I forgive myself for accepting and allowing myself to sabotage myself by going into ego within interactions with others.
I forgive myself for accepting and allowing myself to want/need/desire to know all the answers and fix the problem instead of taking it moment by moment and walking it through from beginning to end.
I forgive myself for accepting and allowing myself to fear I will not stand within and as my interactions with others because I have, for so long, placed my power within and as others, instead of standing within and as my power as self-worth, self-acceptance, self-love, wherein I have accepted and allowed myself to judge and define myself based upon others.
I forgive myself for Not accepting and allowing myself to stand as self-worth, self-acceptance and self-love, and I see, realize and understand that in order to live myself as these things I must stand self-honestly and express myself self-honestly and fearlessly in each moment.
I forgive myself for accepting and allowing myself to suppress myself due to my fears of how others may react to me if I am outwardly self-honest within and as my expression.
I forgive myself for accepting and allowing myself to compromise myself through self-suppression because of and due to the fear of how others mat react outwardly toward me.
I commit myself to develop myself within and as self-trust through constantly, consistently and diligently pushing myself to express myself fearlessly and self-honestly in each moment until I stand no matter what.
I commit myself to stand within and as self-acceptance and self-worth, within and through pushing myself constantly, consistently and diligently to assert myself to and towards my self-living, standing and breathing within and as presence and awareness and self-honesty in each moment, thus taking myself back from all the parts of me I have separated myself into and as.

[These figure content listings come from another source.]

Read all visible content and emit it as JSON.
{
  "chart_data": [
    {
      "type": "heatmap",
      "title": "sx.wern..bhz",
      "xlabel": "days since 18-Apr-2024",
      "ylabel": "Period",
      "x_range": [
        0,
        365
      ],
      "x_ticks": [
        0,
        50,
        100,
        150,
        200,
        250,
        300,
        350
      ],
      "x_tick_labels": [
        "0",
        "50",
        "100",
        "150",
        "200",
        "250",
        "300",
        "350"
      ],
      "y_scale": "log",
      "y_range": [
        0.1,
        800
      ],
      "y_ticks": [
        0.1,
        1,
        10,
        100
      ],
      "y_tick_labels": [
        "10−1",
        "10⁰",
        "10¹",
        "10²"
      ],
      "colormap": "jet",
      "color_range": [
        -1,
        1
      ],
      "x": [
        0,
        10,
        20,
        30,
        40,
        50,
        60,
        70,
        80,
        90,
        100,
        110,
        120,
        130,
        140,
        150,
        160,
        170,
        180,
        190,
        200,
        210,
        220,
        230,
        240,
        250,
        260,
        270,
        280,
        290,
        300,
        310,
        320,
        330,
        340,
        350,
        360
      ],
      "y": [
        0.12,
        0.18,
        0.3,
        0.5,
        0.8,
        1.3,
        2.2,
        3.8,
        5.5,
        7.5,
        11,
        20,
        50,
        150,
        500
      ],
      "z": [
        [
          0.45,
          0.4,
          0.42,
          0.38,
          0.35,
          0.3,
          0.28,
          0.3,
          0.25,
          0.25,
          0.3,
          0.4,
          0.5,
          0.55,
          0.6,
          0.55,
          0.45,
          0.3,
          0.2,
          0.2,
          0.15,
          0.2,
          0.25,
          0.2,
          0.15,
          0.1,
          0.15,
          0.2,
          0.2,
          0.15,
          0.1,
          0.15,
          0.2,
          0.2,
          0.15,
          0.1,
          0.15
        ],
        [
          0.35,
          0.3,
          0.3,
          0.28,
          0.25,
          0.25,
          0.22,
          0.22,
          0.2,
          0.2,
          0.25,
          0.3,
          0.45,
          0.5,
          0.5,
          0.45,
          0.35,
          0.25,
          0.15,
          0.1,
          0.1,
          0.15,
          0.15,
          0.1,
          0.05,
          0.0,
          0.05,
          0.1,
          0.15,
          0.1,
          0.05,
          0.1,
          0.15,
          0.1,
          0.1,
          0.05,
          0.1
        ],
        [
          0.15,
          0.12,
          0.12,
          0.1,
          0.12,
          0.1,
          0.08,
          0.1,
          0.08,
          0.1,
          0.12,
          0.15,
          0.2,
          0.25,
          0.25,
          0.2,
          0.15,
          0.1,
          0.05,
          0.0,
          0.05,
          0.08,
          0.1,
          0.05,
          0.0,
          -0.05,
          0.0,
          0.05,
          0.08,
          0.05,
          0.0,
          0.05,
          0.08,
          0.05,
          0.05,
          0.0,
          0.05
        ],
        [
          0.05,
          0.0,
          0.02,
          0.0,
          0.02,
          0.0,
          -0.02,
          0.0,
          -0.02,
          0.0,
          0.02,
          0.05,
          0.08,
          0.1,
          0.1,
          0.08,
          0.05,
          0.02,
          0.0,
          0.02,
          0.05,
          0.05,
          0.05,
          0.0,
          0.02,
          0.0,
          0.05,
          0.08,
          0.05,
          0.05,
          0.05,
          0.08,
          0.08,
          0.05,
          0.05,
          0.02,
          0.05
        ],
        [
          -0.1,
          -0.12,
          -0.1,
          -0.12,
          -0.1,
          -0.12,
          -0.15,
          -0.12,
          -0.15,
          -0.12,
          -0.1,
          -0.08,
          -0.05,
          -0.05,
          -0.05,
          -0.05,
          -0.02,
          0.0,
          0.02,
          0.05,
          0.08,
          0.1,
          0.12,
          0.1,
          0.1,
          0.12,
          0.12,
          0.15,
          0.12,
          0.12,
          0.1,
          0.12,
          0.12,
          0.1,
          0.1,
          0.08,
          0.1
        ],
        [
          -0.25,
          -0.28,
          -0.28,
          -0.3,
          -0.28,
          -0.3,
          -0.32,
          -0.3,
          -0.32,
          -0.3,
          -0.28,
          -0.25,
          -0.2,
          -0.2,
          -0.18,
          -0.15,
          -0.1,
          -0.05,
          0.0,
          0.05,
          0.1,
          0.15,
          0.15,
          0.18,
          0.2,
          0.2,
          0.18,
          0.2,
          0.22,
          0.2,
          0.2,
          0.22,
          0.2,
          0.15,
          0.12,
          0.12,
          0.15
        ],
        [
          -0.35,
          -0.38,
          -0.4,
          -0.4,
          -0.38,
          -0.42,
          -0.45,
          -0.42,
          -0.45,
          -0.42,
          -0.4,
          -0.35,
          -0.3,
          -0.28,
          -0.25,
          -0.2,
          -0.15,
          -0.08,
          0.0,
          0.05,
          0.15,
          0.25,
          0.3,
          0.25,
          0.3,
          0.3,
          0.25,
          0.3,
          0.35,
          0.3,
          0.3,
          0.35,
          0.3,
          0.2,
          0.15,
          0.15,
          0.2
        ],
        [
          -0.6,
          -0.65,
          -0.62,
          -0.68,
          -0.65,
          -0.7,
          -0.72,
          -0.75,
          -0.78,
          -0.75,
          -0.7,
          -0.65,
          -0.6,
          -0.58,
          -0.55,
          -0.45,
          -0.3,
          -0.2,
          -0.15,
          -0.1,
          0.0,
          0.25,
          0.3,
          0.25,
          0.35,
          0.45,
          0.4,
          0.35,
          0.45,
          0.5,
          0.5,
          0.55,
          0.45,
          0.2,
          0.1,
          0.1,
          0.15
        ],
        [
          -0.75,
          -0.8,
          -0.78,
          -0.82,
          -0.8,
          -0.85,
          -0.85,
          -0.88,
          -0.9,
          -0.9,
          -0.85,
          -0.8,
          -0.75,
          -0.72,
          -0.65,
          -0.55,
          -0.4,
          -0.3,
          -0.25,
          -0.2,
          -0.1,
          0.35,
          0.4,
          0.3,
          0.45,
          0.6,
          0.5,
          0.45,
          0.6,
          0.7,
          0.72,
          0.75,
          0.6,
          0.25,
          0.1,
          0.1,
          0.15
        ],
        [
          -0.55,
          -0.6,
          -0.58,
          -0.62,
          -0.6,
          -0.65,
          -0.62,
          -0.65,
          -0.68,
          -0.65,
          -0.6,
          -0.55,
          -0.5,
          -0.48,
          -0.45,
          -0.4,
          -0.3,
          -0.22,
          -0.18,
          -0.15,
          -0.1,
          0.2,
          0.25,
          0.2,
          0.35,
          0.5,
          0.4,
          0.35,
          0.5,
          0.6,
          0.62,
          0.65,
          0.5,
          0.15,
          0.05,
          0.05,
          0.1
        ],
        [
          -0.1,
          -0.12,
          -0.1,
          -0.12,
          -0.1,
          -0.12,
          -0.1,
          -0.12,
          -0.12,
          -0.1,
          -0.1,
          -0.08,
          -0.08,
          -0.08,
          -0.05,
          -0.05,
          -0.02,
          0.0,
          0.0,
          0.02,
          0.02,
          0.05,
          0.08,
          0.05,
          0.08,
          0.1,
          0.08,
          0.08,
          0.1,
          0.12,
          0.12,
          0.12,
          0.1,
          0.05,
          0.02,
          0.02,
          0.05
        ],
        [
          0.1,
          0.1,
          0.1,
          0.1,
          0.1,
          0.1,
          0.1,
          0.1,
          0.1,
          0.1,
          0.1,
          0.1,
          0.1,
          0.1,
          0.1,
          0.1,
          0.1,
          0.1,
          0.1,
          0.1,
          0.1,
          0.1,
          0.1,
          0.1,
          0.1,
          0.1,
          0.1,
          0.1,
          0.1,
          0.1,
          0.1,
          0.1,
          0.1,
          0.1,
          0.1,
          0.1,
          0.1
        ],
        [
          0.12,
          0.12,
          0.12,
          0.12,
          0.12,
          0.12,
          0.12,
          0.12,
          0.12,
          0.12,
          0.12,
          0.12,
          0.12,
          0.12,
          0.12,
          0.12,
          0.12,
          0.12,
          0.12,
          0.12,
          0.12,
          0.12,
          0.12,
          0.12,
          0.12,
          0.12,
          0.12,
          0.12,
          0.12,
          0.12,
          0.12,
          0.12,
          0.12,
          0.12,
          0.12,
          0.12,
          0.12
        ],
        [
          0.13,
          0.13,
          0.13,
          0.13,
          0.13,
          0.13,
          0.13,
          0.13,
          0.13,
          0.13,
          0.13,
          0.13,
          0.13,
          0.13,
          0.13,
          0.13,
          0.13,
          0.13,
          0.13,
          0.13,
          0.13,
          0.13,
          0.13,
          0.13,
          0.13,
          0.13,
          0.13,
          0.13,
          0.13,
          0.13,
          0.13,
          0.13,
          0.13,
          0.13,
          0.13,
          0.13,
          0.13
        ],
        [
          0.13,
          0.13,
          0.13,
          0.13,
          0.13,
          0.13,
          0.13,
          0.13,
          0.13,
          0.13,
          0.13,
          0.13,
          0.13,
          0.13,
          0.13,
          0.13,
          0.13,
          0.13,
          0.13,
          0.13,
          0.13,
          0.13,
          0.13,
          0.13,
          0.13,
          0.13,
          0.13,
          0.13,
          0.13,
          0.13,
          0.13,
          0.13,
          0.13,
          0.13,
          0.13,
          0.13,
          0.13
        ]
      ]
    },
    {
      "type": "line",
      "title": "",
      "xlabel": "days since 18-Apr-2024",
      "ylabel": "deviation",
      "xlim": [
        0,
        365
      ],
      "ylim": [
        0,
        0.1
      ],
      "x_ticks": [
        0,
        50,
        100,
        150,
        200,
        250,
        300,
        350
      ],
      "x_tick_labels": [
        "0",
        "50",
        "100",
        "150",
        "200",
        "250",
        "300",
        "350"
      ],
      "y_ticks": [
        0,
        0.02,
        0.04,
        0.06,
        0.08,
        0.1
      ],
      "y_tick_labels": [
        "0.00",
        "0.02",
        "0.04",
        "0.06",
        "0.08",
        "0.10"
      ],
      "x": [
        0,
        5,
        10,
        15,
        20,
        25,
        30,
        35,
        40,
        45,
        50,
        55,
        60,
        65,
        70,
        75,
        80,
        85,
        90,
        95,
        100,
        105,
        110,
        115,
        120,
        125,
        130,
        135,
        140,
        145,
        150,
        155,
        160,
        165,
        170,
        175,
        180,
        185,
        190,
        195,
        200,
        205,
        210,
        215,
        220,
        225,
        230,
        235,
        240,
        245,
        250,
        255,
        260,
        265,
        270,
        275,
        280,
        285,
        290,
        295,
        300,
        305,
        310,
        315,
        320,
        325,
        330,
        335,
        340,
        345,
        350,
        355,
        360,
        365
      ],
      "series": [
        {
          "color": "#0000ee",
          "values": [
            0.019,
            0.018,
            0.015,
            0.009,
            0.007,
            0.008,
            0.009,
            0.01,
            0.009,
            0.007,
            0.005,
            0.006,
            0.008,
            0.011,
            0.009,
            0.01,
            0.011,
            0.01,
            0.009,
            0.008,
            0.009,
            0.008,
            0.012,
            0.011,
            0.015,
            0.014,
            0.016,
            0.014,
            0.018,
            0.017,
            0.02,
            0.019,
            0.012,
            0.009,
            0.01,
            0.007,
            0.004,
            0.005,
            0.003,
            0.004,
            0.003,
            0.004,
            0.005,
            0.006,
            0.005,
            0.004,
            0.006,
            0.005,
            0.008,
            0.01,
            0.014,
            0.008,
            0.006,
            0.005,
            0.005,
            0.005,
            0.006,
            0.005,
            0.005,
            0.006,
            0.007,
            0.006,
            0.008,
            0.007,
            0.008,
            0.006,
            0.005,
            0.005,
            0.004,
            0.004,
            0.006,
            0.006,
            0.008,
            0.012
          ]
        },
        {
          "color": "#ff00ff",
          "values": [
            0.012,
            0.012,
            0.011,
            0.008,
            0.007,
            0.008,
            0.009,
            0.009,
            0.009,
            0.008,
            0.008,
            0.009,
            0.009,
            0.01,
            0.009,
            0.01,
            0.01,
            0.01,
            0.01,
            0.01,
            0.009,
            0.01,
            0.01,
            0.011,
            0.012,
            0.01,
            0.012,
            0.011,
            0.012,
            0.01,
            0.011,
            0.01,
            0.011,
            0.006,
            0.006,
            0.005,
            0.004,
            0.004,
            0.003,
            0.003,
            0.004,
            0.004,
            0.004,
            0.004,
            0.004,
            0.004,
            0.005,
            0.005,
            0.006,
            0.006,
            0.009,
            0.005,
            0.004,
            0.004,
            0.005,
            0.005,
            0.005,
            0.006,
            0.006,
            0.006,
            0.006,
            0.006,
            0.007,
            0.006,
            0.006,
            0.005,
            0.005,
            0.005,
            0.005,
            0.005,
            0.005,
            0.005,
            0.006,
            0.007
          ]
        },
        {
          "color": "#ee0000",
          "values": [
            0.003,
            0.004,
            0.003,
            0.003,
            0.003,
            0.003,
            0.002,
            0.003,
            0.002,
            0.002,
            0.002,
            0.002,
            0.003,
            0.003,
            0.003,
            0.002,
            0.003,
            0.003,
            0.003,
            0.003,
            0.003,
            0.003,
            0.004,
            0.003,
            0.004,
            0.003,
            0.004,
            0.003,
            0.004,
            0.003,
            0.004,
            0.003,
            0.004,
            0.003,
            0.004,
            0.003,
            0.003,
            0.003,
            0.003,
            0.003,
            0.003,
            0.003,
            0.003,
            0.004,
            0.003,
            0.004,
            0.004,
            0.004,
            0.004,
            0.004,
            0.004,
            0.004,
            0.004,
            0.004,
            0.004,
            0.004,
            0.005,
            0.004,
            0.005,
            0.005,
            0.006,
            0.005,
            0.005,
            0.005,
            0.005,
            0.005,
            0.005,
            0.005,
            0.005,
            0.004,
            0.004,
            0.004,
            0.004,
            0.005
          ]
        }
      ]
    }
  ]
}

I commit myself to walking this process, my process as myself, towards self-realization, despite my projected fears of what others may think.
When and as I see that I am going into self-suppression due to fear of others outward reactions to/towards me, I stop, and I breathe. I bring myself back into awareness by grounding myself with and as breath, within the realization that nothing and no one can take away who or what I am. I realize that this fear of confrontation is just a character I play, an is not who I am as Life, but rather a belief developed over time, which is ont real.